The promoter of the human granulocyte-macrophage colony-stimulating factor gene is regulated by an inducible upstream enhancer. The enhancer encompasses three previously defined binding sites for the transcription factor NFAT (GM170, GM330, and GM550) and a novel NFAT site defined here as the GM420 element. While there was considerable redundancy within the enhancer, the GM330, GM420, and GM550 motifs each functioned efficiently in isolation as enhancer elements and bound NFATp and AP-1 in a highly cooperative fashion. These three NFAT sites closely resembled the distal interleukin-2 NFAT site, and methylation interference assays further defined GGA(N)9TCA as a minimum consensus sequence for this family of NFAT sites.

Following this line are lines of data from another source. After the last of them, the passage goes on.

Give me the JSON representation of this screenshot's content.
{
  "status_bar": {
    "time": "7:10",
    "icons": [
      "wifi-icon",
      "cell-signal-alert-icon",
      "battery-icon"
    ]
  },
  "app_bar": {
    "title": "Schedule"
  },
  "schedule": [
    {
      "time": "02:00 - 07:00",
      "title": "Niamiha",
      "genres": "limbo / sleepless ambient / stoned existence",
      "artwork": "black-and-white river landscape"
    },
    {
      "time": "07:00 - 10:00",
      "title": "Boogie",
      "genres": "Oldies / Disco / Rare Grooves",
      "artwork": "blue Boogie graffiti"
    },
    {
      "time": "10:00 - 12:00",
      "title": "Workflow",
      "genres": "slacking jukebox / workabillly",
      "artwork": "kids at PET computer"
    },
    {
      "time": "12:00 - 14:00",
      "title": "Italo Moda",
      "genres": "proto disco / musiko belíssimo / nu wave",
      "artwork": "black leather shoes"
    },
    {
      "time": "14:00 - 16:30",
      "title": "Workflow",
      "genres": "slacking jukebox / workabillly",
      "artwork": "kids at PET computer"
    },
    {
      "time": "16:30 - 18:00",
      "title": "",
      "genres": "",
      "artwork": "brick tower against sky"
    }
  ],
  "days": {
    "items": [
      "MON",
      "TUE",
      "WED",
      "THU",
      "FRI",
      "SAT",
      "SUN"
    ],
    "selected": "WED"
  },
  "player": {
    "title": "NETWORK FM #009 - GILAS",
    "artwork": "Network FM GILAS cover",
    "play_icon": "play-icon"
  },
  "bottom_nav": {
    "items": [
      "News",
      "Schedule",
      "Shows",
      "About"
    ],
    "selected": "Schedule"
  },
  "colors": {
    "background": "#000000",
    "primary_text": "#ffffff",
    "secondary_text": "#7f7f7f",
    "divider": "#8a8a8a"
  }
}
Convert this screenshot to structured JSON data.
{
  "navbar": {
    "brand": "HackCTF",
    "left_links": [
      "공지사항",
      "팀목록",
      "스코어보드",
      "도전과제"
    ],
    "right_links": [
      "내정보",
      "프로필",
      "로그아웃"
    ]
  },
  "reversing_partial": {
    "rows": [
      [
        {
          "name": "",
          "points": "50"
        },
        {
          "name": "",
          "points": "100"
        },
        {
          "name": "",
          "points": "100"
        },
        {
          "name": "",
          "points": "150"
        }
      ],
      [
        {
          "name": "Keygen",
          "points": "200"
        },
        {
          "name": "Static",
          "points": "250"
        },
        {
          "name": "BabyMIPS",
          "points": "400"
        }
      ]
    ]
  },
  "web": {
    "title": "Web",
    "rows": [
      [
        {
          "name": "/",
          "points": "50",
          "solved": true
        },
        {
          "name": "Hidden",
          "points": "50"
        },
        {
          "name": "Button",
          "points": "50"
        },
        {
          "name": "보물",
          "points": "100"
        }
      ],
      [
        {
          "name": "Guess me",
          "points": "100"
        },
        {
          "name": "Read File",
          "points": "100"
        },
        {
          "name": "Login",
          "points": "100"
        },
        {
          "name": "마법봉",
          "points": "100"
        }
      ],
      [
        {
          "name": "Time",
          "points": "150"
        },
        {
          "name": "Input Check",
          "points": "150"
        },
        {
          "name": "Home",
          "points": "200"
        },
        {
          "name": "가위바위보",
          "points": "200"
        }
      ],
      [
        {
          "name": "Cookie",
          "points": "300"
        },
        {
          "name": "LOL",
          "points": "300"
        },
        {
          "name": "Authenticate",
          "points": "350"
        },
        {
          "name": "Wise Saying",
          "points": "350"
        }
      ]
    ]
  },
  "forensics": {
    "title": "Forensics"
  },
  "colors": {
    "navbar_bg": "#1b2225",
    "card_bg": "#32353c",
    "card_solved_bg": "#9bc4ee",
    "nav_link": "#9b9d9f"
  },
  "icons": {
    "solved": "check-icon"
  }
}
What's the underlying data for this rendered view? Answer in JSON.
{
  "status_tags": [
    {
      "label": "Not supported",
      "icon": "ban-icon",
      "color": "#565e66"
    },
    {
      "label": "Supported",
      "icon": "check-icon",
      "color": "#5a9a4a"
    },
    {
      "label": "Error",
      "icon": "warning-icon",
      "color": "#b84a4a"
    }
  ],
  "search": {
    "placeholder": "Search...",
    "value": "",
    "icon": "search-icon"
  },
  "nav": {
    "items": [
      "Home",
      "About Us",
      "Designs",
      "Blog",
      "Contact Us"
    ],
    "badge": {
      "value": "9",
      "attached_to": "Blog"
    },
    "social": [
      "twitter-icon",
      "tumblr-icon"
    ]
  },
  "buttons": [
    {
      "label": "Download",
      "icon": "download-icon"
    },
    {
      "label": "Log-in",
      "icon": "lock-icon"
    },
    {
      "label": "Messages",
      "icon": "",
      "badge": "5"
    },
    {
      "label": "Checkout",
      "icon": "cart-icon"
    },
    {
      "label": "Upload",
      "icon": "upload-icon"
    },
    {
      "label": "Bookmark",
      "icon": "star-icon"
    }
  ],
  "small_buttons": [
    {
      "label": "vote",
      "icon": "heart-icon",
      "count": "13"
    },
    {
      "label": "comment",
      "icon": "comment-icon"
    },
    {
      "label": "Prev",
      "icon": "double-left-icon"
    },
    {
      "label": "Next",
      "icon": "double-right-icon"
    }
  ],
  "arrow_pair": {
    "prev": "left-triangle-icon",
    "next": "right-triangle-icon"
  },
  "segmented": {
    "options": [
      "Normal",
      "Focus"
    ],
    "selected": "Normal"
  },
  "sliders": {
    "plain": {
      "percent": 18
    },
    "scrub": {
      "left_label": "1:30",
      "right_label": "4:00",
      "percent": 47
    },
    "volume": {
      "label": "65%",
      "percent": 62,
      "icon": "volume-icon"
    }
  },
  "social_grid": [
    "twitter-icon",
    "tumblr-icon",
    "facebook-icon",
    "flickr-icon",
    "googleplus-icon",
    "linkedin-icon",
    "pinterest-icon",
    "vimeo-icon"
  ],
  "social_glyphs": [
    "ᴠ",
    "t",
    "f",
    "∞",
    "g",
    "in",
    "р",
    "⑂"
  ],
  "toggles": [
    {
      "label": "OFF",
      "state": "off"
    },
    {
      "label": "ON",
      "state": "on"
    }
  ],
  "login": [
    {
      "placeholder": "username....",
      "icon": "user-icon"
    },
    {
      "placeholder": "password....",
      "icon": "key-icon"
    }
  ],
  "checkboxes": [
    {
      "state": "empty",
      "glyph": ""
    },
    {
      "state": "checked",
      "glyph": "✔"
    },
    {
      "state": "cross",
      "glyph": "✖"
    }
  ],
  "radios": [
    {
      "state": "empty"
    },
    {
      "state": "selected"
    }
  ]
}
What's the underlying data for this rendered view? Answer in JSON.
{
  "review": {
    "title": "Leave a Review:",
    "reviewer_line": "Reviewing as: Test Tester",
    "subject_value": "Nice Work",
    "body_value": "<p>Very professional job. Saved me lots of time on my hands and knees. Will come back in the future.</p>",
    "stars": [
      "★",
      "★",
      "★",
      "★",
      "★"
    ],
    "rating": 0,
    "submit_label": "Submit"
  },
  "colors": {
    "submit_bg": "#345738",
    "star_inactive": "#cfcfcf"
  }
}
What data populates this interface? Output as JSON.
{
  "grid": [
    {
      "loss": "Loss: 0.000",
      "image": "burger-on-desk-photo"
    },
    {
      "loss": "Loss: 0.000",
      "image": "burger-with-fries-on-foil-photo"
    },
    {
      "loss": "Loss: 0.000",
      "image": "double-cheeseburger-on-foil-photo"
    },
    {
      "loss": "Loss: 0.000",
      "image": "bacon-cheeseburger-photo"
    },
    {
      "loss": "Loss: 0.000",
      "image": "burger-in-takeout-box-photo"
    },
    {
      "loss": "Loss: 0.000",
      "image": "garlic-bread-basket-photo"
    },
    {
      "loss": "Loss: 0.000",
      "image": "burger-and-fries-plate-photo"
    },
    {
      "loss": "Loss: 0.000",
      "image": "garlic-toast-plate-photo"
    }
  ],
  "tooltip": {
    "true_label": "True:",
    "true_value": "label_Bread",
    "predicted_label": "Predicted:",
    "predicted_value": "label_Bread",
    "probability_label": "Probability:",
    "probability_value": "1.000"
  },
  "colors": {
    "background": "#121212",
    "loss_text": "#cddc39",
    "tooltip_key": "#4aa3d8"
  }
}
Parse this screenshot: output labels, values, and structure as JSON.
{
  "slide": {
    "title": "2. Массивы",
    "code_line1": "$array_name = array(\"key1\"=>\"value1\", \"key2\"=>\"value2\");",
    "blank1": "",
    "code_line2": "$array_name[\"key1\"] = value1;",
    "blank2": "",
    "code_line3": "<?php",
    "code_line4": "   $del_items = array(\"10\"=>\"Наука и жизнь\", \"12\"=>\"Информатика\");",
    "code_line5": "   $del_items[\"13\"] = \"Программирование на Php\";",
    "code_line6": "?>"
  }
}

By contrast, the GM170 site, which also had conserved GGA and TCA motifs but in which these motifs were separated by 15 bases, supported strong independent but no cooperative binding of AP-1 and NFATp, and this site functioned poorly as an enhancer element. While both the GM330 and GM420 elements were closely associated with the inducible DNase I-hypersensitive site within the enhancer, the GM420 element was the only NFAT site located within a 160-bp HincII-BalI fragment defined by deletion analysis as the essential core of the enhancer. The GM420 element was unusual, however, in containing a high-affinity NFATp/c-binding sequence (TGGAAAGA) immediately upstream of the sequence TGACATCA which more closely resembled a cyclic AMP response-like element than an AP-1 site. We suggest that the cooperative binding of NFATp/c and AP-1 requires a particular spacing of sites and that their cooperativity and induction via independent pathways ensure very tight regulation of the granulocyte-macrophage colony-stimulating factor enhancer.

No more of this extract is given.